To make a long story short, I had to reinvent my idea of fun.

Let me explain.  I don’t know whether it’s because of the combination of graduate school and 12-Step work, but I forgot how to have fun.  I forgot what it was like to play and not take life seriously.  I once again fell into the Achievement Trap, telling myself that I have to arrive to some goal or some part of my life in order to live to the fullest!  It’s no wonder why I felt my passion dwindle.

So as the summer season approaches, I had to ask myself:  what is fun to me and how can I recreate it for myself?  First and for most, I had to reconnect with a passion for activities I already enjoy or find a new hobby.  This year, I am doing something I have always enjoyed:  volunteer work and radical politics.  I was active in both for years and, because I live in Buffalo, I can become involved with community work very quickly and infuse my Socialist views within the work I do.  Secondly, I have to connect with my inner child.  I recently began playing video games again, the way I used to when I was a kid.  I played Super Mario Bros. not too long ago and I have never in an extremely long time felt so childish!  Thirdly, I connect with others who aren’t afraid to laugh!  Whether I am bouncing around in my Wet Sweat class at the Jewish Community Center or learning about Mediumship at the Beginners Mediumship course, I often find someone (or a group of people) who laugh their asses off!  This usually means that they don’t take their lives very seriously and their humor is as sick as mind.  I’m going to tell you right now:  I’m very uncomfortable around those who don’t smile or crack a joke on the first day I meet them because I then cannot be myself around them.  However, if people make me laugh, I’m comfortable enough to want to know that individual further. And last, but not least, enjoy the moment!  When I began playing video games, knitting or even writing this entry, I am aware of how I feel at that moment and what is going on around me.  All my energy goes into what I am doing at that moment and I make sure, that when I am playing, I have a smile on my face when I am doing it.

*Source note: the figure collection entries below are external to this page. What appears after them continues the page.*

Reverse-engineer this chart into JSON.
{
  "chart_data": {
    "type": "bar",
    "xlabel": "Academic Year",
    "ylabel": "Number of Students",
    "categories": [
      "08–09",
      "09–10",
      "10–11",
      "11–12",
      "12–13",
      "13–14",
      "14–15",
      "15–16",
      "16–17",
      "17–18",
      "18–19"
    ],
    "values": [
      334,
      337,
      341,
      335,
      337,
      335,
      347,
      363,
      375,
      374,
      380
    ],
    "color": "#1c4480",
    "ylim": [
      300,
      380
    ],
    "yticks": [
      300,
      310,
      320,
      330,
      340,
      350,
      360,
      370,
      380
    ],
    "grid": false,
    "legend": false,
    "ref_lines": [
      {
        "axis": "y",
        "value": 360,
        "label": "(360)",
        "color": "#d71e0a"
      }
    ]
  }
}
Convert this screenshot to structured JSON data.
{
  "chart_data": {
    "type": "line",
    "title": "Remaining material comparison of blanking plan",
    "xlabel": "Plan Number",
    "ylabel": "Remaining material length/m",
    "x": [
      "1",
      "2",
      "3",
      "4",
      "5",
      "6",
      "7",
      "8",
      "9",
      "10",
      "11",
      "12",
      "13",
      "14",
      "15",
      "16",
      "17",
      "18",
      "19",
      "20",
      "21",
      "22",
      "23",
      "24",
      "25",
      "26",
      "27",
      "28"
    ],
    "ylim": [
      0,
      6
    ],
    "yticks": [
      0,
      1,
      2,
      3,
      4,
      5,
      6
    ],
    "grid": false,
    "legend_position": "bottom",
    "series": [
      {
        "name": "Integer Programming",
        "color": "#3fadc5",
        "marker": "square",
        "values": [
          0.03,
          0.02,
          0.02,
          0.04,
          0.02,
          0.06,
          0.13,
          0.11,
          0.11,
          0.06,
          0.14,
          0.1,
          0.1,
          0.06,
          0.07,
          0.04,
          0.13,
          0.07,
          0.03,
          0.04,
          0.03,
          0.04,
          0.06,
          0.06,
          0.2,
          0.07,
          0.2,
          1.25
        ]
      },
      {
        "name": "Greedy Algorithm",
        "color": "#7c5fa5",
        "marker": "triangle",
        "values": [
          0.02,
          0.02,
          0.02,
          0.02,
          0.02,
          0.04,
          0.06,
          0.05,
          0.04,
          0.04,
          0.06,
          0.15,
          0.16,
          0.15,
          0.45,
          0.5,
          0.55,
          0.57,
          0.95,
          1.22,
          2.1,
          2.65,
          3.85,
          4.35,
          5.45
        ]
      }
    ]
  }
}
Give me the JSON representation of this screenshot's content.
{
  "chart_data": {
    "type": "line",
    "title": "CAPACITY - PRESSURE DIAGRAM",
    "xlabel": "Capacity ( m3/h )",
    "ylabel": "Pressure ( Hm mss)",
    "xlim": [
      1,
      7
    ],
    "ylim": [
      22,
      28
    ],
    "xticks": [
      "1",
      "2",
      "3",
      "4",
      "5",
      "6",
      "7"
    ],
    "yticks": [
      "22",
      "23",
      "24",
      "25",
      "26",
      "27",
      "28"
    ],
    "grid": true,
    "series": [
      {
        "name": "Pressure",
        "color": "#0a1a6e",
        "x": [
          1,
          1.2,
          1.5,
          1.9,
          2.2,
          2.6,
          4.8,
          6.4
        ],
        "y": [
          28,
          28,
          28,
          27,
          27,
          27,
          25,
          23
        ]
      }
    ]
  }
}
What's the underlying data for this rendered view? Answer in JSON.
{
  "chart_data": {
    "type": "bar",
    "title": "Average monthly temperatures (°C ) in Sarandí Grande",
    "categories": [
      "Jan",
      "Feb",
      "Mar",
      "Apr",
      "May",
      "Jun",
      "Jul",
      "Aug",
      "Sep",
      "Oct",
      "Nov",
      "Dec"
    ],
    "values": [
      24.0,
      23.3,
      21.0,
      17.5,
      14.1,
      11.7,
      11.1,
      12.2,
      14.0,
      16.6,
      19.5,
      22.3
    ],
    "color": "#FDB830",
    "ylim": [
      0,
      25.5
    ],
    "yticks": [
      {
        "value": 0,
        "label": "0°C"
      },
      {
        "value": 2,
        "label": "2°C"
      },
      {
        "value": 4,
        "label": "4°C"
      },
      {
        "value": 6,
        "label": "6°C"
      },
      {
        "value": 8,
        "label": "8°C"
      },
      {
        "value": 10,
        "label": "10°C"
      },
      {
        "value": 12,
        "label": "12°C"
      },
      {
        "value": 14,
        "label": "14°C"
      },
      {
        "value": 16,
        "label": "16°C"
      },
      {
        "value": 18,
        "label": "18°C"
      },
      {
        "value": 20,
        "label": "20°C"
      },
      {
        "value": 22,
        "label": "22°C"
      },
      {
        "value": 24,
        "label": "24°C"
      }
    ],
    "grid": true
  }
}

As human beings, we let our lives pull us into all sorts of directions and we just go through our day not feeling anything or paying attention.  We are so entrenched into our adulthood–or how we define it–that we forget how to just let go and have fun.  However, we have to allow ourselves to be fun, have fun and enjoy the fun we created for ourselves.  Then, and only then, can we live our lives to the fullest on every level.